Neu aufgebaut wurde in den vergangenen zehn Jahren ein Arbeitsbereich zur digitalen historischen Forschung.
Das DH Lab befasst sich mit aktuellen Entwicklungen in den Digital Humanities und speziell in der digital arbeitenden Geschichtswissenschaft. Im deutschlandweiten Konsortium innerhalb der Nationalen Forschungsdateninfrastruktur (NFDI) war das IEG zudem ein Hauptantragsteller und nimmt darüber hinaus die Sprecherfunktion für das Konsortium NFDI4Memory wahr, das den Aufbau einer langfristigen und nachhaltigen Forschungsdateninfrastruktur für historisch arbeitende Einrichtungen an Universitäten und außeruniversitären Institutionen für das digitale Zeitalter entwickelt.

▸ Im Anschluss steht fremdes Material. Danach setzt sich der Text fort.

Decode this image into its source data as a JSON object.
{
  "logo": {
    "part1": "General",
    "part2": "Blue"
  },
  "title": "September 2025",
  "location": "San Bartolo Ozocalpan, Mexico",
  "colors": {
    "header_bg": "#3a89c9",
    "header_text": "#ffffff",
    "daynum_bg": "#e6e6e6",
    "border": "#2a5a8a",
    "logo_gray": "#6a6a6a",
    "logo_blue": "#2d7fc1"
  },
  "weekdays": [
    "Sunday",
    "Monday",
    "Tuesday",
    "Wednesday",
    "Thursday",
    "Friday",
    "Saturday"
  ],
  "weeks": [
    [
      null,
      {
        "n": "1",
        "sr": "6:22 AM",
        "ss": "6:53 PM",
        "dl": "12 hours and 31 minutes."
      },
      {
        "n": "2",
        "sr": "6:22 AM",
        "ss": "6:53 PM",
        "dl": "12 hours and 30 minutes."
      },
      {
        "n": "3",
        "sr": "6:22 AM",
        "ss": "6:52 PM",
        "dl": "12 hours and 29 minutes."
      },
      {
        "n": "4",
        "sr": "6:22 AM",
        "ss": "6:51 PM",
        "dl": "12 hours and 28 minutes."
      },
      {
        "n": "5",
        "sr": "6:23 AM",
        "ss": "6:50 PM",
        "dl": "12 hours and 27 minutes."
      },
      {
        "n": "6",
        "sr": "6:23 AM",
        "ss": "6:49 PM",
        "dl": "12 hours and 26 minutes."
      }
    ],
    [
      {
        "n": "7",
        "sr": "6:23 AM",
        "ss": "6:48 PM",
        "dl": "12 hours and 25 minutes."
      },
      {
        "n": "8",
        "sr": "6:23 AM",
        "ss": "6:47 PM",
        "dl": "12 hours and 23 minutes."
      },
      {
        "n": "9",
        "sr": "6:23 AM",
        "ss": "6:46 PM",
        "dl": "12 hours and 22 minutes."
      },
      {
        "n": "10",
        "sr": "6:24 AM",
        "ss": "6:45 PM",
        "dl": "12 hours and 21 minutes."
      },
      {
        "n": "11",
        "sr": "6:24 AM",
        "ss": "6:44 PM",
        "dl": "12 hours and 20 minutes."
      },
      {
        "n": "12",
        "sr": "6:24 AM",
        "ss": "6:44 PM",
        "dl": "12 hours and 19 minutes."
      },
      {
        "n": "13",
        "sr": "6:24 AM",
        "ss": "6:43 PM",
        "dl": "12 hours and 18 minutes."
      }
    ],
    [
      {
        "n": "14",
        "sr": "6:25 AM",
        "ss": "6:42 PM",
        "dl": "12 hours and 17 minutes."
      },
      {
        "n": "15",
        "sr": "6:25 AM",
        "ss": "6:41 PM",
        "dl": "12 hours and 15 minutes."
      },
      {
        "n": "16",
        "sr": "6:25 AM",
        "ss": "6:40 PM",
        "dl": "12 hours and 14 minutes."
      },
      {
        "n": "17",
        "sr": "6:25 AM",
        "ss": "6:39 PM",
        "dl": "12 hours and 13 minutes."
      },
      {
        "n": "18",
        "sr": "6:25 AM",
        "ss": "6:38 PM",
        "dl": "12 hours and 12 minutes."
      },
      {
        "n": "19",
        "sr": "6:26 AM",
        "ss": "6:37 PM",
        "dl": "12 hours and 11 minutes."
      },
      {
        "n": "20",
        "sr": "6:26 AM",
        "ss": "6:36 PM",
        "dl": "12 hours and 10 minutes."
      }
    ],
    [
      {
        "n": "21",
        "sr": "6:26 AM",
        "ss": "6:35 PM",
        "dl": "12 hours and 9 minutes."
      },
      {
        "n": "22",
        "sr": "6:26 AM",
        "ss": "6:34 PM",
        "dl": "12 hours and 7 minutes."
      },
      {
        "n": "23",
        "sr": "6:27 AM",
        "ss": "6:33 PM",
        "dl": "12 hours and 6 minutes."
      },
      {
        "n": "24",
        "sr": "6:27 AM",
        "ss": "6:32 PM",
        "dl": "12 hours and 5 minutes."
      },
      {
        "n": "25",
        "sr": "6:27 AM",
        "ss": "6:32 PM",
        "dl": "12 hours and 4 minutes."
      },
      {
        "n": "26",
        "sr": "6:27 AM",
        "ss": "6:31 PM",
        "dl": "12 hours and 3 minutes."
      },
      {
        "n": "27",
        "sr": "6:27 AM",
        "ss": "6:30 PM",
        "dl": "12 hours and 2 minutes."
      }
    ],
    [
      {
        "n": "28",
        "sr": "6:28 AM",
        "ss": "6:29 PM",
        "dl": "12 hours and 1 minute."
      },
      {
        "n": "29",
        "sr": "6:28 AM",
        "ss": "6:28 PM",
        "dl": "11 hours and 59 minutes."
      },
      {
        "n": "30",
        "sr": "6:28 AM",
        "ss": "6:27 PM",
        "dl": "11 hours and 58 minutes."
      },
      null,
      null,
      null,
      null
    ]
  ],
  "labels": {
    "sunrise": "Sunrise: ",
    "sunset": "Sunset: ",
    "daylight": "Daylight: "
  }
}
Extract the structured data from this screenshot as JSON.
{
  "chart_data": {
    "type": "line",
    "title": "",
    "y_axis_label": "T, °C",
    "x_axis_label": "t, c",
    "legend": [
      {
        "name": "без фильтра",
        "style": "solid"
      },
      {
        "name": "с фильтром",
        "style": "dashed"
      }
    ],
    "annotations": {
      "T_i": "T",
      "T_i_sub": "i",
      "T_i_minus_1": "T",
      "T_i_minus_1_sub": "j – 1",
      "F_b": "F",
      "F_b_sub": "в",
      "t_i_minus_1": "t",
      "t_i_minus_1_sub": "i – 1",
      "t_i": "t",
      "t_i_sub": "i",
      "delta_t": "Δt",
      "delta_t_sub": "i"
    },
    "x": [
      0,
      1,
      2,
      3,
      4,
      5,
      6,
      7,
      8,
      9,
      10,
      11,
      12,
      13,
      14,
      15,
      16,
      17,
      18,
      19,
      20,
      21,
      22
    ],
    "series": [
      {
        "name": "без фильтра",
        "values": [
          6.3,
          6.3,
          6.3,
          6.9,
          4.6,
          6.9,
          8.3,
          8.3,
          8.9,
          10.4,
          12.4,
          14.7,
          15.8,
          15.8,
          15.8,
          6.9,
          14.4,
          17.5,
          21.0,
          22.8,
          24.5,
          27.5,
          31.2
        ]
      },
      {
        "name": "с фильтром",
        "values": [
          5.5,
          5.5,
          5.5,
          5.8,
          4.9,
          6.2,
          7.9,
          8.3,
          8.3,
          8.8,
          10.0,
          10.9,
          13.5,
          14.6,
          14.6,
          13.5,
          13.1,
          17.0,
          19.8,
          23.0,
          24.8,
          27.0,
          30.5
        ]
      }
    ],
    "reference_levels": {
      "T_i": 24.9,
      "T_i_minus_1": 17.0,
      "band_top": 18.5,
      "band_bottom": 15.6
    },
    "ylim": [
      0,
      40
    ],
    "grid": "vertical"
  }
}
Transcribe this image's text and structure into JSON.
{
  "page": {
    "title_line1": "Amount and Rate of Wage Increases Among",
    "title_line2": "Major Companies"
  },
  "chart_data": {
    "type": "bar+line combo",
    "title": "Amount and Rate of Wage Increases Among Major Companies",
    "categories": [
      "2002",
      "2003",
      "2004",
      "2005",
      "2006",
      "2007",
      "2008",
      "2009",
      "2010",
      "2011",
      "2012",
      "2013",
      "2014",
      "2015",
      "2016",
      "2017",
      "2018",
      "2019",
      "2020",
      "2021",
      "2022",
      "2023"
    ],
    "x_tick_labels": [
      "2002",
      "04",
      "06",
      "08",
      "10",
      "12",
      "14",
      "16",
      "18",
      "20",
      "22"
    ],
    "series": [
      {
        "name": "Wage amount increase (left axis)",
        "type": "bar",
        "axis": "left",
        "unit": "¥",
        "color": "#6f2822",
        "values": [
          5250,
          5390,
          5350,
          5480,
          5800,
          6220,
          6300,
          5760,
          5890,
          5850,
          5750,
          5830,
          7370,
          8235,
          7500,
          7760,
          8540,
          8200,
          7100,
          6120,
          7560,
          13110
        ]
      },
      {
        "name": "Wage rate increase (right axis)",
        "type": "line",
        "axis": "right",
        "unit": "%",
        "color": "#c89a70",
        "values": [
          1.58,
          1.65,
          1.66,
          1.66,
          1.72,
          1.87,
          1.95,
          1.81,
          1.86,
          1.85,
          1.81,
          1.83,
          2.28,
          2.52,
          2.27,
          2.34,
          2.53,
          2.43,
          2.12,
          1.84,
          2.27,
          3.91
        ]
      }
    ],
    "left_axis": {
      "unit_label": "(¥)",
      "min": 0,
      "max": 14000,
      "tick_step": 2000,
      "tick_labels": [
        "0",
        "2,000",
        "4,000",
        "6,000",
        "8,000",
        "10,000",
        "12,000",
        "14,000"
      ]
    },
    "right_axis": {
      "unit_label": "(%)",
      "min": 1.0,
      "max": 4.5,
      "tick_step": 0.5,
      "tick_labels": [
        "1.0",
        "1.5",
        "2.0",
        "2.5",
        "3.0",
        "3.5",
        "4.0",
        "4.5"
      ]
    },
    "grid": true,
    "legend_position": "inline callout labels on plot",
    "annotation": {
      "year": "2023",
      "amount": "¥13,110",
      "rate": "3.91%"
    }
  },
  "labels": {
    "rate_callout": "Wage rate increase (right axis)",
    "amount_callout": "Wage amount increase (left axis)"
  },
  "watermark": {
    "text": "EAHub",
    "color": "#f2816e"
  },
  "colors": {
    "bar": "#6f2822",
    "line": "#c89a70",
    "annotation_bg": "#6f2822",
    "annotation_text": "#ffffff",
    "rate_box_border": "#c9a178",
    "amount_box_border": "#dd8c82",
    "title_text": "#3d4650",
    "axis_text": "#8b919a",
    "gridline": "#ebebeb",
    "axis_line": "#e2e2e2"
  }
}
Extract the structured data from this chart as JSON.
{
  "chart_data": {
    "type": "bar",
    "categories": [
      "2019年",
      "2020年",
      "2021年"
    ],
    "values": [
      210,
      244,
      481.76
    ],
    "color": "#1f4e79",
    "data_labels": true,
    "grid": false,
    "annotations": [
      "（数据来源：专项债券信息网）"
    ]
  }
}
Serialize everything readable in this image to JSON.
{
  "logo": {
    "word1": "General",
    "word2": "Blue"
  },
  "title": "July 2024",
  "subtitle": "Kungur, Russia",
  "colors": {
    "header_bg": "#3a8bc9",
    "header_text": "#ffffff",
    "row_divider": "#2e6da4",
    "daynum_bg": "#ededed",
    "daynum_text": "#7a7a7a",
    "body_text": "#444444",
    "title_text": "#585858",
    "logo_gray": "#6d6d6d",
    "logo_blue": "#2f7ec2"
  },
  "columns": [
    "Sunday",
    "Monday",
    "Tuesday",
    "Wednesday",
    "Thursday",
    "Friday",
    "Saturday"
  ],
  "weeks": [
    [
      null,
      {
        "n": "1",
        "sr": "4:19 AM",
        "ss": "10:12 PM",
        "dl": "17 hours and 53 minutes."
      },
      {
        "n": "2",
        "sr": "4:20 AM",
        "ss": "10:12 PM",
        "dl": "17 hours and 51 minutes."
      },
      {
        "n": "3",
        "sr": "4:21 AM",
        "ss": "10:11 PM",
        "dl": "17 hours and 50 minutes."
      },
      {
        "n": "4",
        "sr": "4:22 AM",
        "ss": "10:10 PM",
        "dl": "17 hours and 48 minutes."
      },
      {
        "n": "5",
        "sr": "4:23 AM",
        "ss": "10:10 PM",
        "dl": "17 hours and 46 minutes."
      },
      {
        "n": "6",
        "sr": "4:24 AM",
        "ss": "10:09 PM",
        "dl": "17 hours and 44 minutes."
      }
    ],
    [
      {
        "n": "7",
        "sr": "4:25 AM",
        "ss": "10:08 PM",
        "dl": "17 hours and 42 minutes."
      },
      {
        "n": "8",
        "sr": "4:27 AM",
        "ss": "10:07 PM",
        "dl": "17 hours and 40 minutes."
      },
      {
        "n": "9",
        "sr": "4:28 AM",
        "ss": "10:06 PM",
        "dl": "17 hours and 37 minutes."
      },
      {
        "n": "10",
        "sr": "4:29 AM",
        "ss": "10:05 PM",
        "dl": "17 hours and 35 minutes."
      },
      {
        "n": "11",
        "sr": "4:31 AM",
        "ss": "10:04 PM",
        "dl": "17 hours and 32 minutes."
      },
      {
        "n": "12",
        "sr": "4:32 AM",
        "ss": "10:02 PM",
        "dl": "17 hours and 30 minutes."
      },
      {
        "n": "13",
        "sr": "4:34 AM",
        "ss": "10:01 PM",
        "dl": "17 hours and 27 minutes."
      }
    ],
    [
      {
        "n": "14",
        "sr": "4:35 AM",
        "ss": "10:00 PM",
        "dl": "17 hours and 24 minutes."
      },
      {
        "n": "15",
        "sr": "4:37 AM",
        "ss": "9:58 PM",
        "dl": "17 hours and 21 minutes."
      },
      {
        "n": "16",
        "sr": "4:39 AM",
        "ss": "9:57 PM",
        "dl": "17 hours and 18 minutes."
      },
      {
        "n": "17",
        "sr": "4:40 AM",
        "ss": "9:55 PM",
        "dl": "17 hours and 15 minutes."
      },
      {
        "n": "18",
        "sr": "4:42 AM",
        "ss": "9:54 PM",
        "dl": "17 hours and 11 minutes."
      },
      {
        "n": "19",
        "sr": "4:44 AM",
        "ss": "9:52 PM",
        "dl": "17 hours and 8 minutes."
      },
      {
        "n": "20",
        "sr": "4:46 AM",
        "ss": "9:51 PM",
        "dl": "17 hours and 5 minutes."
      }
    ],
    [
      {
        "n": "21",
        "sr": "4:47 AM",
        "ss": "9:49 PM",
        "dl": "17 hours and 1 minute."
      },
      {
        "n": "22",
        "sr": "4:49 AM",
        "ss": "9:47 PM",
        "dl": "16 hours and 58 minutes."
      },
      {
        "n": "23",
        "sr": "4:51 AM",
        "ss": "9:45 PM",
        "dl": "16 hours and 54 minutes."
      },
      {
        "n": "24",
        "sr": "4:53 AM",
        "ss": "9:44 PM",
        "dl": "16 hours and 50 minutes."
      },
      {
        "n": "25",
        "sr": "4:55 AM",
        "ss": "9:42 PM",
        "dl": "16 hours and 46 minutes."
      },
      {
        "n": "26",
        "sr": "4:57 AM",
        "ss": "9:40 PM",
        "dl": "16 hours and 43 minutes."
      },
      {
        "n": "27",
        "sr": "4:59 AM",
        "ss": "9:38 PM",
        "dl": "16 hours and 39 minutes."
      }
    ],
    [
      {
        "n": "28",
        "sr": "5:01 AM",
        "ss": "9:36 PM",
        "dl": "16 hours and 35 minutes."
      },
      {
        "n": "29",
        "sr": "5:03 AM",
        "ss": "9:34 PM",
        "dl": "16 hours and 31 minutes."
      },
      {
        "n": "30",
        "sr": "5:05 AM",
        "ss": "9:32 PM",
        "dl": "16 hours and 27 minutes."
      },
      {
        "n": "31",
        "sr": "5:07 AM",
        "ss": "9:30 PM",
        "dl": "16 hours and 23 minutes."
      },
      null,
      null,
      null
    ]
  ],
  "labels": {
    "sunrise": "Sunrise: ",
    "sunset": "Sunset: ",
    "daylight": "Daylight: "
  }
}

Auch für die nächste Zukunft bestehen bereits Pläne für weitere Veränderungen: Der vorhandene Schwerpunkt zur Erforschung einer „europäischen Umweltgeschichte“ soll in den nächsten Jahren ausgebaut werden und sich neben den Arbeitsbereichen „Gesellschaft“, „Religion“ und „Digitales“ zu einem vierten Arbeitsbereich weiterentwickeln.